Yara folds her arms and leans opposite me, her expression sympathetic. “But you do know him?” I nod, unable to deny it after what she saw. “Did he break your heart?”
For a moment, I just focus on my food, even though I’m not hungry. I can’t lie to her, but I can’t out Colt either. That’s what got us in all this mess in the first place.
“It’s not my secret to tell,” I say eventually.
Yara makes a whimpering noise and stomps over to me, throwing her arms awkwardly around my side. “I get it,” she mumbles into my shoulder. “I know you’d never betray anyone, even if they hurt you. But I can read between the lines and assure you he’s obviously an asshole for doing that to you.”
I give up and put the plate down so I can return her hug. “He wasn’t an asshole,” I tell her truthfully. “He was just young. I understand what happened, even if it devastated me.”
“How long ago are we talking here? High school?” Her powers of observation never fail to amaze me. I grunt noncommittally, and she takes that as the affirmation it was intended as. “Urgh, teenage boys suck. Believe me, I know.”
I don’t doubt it. Her brother is almost a decade younger than her, and after they lost their parents, she’s practically raising him on her own. She loves him dearly, but, well…she’s right. Teenagers can be a lot to deal with.
She jerks her head back and blinks at me. “Wait…is this guy the reason why you never date?”
I scoff and gently push her off. Unsurprisingly, my unsupervised meal has already been cleaned by a very naughty puppy. But all I can do is shake my head and admit I should have put the now licked clean plate up higher. At least he didn’t swallow the fork.
“I date,” I say defensively. But I don’t meet her eye, instead reaching up to let Smokey sniff my fingers from where she’s having a post-lunch bath out of reach of certain misbehaving dogs.
“You hook-up,” Yara counters. “You take guys out to fancy places, you go home with them, then you’re gone before morning with no intention of ever seeing them again.”
I wince, regretting being so honest with her now. But she’s not wrong. I’ve tried long-term in the past. But I could never trust myself to get close to anyone and it would always fizzle out. So now I keep things simple so nobody gets hurt.
“I’ve just never met the one,” I say with a shrug.
Yara jerks her thumb toward the station’s open front. “And who was the Ken doll back on the beach, then?”
I think of the faded photos pressed in my yearbook. The rivers of tears I cried. The numbness in my chest that I managed to shrink down over the years but never got rid of.

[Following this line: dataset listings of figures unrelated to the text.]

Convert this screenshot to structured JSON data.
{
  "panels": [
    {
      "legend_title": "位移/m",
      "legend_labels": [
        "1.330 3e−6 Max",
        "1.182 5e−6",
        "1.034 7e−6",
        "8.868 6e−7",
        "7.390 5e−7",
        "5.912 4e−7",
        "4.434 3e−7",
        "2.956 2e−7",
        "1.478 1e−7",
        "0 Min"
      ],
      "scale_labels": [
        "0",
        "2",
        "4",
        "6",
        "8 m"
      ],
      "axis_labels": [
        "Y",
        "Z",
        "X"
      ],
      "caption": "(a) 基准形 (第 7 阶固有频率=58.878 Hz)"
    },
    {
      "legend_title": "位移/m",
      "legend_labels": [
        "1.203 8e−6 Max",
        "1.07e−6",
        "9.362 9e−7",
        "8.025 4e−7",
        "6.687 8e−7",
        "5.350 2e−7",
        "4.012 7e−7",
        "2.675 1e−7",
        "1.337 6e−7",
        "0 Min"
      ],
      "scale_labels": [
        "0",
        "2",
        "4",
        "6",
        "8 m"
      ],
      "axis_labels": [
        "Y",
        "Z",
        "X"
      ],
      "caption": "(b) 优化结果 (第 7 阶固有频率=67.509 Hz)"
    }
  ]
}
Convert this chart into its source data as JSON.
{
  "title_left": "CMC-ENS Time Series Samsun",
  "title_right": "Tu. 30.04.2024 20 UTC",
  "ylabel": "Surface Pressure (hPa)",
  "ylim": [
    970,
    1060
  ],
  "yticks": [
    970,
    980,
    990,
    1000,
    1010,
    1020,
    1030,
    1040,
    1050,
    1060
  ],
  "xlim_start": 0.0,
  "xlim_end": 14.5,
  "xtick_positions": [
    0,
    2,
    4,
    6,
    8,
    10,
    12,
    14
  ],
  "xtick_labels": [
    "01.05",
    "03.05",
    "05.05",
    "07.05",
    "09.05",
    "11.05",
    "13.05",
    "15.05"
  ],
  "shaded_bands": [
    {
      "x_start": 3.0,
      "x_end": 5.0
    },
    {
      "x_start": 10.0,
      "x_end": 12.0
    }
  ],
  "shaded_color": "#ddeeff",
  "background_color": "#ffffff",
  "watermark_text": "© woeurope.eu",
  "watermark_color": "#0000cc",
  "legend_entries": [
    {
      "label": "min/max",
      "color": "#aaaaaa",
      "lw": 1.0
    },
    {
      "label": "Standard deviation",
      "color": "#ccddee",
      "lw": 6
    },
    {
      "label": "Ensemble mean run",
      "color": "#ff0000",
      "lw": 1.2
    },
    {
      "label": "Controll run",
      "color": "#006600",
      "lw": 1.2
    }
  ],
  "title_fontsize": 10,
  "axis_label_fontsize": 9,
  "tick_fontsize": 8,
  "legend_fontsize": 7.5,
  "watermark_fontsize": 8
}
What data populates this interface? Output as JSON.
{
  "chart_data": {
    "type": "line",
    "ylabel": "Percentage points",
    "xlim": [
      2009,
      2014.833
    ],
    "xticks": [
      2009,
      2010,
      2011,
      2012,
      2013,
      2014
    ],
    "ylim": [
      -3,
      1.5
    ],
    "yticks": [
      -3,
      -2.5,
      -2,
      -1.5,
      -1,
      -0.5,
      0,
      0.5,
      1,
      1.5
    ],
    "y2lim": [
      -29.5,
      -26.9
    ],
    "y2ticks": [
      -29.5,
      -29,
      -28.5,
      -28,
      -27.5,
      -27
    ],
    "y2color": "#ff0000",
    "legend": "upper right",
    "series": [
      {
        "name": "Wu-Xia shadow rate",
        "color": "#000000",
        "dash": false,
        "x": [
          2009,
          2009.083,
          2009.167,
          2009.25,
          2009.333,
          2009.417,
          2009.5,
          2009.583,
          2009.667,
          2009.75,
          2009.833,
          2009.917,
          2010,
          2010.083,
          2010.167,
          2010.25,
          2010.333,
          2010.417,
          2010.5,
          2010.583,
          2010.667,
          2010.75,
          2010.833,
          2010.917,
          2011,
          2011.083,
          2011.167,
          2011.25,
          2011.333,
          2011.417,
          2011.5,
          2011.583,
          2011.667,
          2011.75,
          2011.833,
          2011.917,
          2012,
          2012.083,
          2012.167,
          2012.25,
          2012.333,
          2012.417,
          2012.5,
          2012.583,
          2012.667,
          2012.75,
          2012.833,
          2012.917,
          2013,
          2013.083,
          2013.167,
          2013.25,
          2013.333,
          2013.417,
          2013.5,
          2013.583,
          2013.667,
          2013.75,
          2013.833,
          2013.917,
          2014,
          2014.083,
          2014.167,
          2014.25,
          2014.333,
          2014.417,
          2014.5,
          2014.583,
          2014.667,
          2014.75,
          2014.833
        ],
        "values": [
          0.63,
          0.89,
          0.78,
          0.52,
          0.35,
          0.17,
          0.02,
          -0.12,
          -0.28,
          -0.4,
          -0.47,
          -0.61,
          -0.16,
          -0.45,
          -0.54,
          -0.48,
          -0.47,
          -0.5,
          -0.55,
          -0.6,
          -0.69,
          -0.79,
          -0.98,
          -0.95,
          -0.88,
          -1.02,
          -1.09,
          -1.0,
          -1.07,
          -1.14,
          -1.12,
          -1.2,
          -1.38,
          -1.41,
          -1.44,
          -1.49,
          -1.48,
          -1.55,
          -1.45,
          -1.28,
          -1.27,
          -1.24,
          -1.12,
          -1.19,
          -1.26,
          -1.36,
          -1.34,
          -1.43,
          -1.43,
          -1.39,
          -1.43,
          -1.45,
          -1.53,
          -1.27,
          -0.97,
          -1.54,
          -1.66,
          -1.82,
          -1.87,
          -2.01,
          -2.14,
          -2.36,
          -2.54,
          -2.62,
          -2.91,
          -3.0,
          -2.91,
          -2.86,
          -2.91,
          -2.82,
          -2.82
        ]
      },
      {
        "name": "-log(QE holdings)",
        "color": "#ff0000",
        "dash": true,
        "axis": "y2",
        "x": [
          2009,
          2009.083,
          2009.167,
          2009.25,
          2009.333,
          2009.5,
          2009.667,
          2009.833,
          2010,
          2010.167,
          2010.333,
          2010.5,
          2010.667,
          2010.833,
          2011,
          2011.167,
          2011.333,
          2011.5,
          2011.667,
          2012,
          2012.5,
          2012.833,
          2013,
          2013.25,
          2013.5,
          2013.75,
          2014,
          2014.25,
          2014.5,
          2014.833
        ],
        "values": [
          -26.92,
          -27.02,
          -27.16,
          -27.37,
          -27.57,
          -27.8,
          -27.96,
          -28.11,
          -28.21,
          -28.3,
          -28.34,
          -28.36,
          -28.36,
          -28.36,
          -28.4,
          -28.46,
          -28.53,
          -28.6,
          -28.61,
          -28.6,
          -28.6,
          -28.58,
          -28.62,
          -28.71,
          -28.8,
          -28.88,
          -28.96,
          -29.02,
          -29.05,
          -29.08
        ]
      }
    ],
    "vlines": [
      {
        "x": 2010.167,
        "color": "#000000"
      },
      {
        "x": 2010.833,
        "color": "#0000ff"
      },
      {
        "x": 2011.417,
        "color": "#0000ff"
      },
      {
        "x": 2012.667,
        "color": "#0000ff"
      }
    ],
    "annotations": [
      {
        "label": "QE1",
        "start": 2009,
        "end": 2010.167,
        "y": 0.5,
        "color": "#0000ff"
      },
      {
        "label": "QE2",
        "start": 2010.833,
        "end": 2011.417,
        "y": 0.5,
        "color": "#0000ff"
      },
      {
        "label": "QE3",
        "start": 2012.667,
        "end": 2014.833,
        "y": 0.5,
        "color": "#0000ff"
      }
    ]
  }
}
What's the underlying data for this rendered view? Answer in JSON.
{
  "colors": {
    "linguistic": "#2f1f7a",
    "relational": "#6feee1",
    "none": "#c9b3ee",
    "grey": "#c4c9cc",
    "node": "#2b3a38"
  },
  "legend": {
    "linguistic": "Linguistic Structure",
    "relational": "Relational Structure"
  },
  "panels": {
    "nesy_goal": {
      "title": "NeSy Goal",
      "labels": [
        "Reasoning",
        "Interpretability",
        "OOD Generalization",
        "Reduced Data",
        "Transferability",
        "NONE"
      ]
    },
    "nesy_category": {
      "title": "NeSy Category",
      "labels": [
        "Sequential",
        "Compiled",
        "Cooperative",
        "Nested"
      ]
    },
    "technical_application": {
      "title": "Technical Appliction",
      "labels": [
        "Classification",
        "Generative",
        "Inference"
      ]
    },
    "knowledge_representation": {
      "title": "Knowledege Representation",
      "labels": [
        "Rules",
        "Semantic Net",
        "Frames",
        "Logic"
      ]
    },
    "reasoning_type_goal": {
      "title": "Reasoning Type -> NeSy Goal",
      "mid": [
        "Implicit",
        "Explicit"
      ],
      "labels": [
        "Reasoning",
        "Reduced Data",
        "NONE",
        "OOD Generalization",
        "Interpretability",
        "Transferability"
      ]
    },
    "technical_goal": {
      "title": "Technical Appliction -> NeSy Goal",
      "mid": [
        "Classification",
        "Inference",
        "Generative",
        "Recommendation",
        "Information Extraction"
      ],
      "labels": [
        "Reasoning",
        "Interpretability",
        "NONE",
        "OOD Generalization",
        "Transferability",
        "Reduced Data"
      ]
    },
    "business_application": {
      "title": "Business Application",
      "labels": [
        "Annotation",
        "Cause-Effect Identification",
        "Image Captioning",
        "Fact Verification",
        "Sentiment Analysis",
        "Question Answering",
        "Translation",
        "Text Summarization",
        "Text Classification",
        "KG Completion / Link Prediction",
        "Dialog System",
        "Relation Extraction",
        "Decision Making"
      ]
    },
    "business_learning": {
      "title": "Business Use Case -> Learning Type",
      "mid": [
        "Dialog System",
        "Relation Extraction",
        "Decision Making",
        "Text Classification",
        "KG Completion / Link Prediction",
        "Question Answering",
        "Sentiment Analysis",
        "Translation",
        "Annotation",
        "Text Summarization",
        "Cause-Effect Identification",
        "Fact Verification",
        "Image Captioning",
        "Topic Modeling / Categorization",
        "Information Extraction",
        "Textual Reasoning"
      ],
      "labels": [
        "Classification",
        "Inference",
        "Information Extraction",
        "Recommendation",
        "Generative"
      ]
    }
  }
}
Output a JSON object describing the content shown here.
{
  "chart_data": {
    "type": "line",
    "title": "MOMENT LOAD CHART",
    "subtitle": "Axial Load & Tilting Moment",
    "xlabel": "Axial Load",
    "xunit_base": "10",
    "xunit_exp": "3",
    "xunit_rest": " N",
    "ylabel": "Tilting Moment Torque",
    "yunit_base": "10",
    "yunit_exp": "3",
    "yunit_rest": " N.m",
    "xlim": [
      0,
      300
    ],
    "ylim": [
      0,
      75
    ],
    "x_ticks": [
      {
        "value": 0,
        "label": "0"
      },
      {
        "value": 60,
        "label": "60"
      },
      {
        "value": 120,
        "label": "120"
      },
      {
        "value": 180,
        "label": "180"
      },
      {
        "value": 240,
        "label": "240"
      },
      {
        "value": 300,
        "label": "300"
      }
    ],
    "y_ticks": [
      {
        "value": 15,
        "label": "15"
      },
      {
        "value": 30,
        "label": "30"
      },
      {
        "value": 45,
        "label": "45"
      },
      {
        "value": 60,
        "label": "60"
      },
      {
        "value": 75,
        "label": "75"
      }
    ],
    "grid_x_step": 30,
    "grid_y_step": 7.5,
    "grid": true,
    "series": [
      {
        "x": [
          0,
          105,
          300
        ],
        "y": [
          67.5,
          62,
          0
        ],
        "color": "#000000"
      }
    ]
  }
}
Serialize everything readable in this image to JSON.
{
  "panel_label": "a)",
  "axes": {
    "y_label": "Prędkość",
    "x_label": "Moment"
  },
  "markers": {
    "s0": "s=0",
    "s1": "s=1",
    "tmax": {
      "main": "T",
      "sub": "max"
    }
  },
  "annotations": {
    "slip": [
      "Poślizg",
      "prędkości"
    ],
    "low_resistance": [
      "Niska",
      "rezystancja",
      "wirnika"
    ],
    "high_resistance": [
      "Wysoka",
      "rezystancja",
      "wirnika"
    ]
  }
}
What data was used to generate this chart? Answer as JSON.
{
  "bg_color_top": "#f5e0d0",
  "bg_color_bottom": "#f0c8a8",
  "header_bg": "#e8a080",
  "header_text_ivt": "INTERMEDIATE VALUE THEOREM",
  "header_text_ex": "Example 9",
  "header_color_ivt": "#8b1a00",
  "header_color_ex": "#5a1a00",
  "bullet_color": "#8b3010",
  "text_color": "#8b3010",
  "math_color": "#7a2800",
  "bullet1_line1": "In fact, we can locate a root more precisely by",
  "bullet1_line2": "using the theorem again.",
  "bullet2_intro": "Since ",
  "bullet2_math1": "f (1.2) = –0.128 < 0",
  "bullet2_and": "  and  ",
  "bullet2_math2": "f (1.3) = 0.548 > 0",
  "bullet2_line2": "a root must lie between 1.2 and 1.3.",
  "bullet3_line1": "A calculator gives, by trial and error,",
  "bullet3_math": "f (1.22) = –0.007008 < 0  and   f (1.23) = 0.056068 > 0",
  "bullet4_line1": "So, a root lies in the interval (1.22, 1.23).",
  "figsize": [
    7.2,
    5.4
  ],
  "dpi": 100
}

“The one that got away,” I say sadly.
Yara whistles. “But he’s back now?”
I shake my head. “Nothing’s changed. I doubt I’ll ever see him again.”
My partner looks like she wants to protest that fact, but I get saved by the bell, literally. We rush back to the ambulance, this time with the rest of the One-Thirteen with us to tend to a house fire.
I know Yara’s a romantic. She wants to believe the best in people. But I know myself and I know Colt, for better or worse.And what’s better for us both is if we just let sleeping dogs lie. Anything else would undoubtedly be worse in the end.
My heart barely survived being broken the first time. There’s no way I’m going to risk it again.
Colton Ross is going to stay in the past, where he belongs.
CHAPTER 3
Colt
I’m not evensure how I’ve made it to Monday morning. I feel like I’ve been in a daze since I stumbled back onto Redwood Bay Beach, a little girl in my arms as I fell at the feet of the love of my life.
Okay, it wasn’t quite as dramatic as all that, but it certainly wasn’t the chilled-out afternoon of surfing I’d hoped for, either.
Zahir Delacroix. All grown up into the most gorgeous man I’ve ever seen in all my thirty-three years. In that moment, I was faced with everything that I gave up, everything I walked away from.
Everything I lost to be the person my father insisted I had to be.
As I sit at my desk staring listlessly at the affidavit I’m supposed to be working on, I wonder what I hell I had been I thinking.
Over the years, I tried not to think about the boy I loved so desperately in secret back in high school. We were each other’s firsts in all the ways that mattered most. That last summer before college was the happiest I can ever remember.